Streaming over the internet is okay, but it's SO dependent on your connection quality (and your bandwidth limits). It can work, though, obviously.
Maybe it'll work in the future, but it's a pretty poor experience right now.
I have the original NVIDIA Shield, the one that looks like a 360 controller with a screen strapped to the top. Late last year they announced a free trial for their GRID cloud gaming service. One caveat was that their servers were all in San Jose, and if you're too far it warns you. I tried it from my home in Illinois, and it was predictably horrible with just a ~70ms ping. I tried it again from California and it was only slightly less horrible with a ~20ms ping.
Driving games become drunk-driving games.
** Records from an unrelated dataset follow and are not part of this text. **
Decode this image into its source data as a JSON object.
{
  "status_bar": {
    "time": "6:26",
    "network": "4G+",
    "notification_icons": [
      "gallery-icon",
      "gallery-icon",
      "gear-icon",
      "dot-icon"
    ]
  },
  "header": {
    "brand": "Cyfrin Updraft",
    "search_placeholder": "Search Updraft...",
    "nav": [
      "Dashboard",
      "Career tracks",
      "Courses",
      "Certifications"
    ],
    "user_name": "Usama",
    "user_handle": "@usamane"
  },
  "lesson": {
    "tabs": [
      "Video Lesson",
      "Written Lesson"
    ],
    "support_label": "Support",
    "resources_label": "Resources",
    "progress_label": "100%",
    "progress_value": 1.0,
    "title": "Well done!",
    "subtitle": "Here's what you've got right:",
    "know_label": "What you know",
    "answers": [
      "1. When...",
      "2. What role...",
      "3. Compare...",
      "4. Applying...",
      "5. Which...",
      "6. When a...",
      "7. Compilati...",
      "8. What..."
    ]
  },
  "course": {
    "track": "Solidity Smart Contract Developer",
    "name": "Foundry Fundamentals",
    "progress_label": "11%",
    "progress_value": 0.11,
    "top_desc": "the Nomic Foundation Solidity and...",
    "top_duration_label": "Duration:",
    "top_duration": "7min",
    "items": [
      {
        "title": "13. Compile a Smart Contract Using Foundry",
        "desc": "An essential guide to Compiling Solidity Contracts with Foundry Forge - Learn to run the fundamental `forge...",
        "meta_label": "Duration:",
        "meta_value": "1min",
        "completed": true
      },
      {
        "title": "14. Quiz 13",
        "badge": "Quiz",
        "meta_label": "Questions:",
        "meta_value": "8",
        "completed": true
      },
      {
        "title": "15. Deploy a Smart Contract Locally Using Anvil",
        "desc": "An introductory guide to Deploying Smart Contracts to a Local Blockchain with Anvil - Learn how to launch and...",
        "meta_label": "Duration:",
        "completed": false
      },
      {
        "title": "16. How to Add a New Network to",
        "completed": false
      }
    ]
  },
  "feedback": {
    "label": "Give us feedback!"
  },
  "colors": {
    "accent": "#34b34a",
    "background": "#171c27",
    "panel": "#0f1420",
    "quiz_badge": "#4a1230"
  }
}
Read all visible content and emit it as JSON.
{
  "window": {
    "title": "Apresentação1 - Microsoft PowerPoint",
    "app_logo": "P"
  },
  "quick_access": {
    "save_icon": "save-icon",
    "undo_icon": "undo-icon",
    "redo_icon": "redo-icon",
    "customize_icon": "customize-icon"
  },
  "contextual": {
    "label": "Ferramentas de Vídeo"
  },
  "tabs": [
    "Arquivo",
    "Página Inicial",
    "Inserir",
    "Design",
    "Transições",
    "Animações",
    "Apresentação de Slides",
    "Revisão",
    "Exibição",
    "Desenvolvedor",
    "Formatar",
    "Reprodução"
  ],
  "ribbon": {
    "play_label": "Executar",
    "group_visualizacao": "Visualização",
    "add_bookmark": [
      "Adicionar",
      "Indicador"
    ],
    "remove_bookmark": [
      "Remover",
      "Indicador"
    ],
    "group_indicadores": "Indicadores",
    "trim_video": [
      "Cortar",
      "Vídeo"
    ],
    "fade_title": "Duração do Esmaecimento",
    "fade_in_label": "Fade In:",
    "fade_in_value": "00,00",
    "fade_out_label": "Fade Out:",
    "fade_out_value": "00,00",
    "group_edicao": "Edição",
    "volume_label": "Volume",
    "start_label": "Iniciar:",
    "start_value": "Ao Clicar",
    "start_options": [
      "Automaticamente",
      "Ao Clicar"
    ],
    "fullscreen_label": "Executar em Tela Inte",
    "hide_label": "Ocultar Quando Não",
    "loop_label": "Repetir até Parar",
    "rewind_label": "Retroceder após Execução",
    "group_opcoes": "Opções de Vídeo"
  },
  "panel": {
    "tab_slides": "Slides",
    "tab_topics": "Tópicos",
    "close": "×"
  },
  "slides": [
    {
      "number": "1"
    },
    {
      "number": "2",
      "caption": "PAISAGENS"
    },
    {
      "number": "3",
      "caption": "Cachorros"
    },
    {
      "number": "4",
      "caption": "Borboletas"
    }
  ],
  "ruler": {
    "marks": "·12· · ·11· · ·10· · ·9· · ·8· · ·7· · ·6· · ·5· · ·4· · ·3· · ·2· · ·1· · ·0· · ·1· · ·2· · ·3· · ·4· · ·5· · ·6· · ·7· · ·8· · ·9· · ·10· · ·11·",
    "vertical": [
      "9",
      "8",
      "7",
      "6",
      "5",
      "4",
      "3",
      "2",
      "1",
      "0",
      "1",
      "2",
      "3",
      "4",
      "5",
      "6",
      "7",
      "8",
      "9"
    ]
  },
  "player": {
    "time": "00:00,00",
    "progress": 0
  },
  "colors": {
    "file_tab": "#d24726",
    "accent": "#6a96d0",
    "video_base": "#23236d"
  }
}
Another driver comes in and hits you? Good luck recovering. Forget that there's a turn at some point in the track? You'll never react to it in time. Things that require constant micro-adjustments like drifting are virtually impossible.
Fighting games become button-mashers because you can't react fast enough to block or counter-attack.
Seriously, these were launch titles! I assume 99% of testing happened with local-network latency. If I were the guy at NVIDIA who okayed go-live, I'd be deeply embarrassed.
The only thing I'd use it for right now might be a turn-based strategy games, or other things where latency really has no effect on gameplay.
Soon to be renamed to Hydra
interesting. I have not seen this but I heard about it.
a few years ago, I had an onsite interview (full day, quite exhausting) at nvidia and it was for a group that was doing the networking stuff for this whole architecture. they pitched the idea of network streaming from their own hosted supercomputer mainframes to users 'thin consoles'. lots of questions were asked of me about networking and optimization and even more about c++ corner cases (stuff that I rarely run into, but I guess they love 'gotcha!' programming questions, sigh).
I never got the job. it did look interesting, but they went with someone else.
maybe I don't feel so bad, if they really did botch the thing up. maybe they needed networking people more than they realized. of course, it was all young kids at the interview table and, of course, they 'know everything' (nvidia people do have a problem with ego; that came across pretty loud and clear during the interview).
perhaps they'll get it right in some followon product. its not a simple problem to solve, to be honest, but they sure do have enough money and manpower to throw at almost any problem.
--
"It is now safe to switch off your computer."
The company claims the console provides twice the performance of an Xbox 360.
This console is said to have twice the power of a console that was superceeded by it's next gen counterpart 16 months ago. I don't know that this is the strongest selling point for a console unless that was a typo and it was supposed to say Xbox One.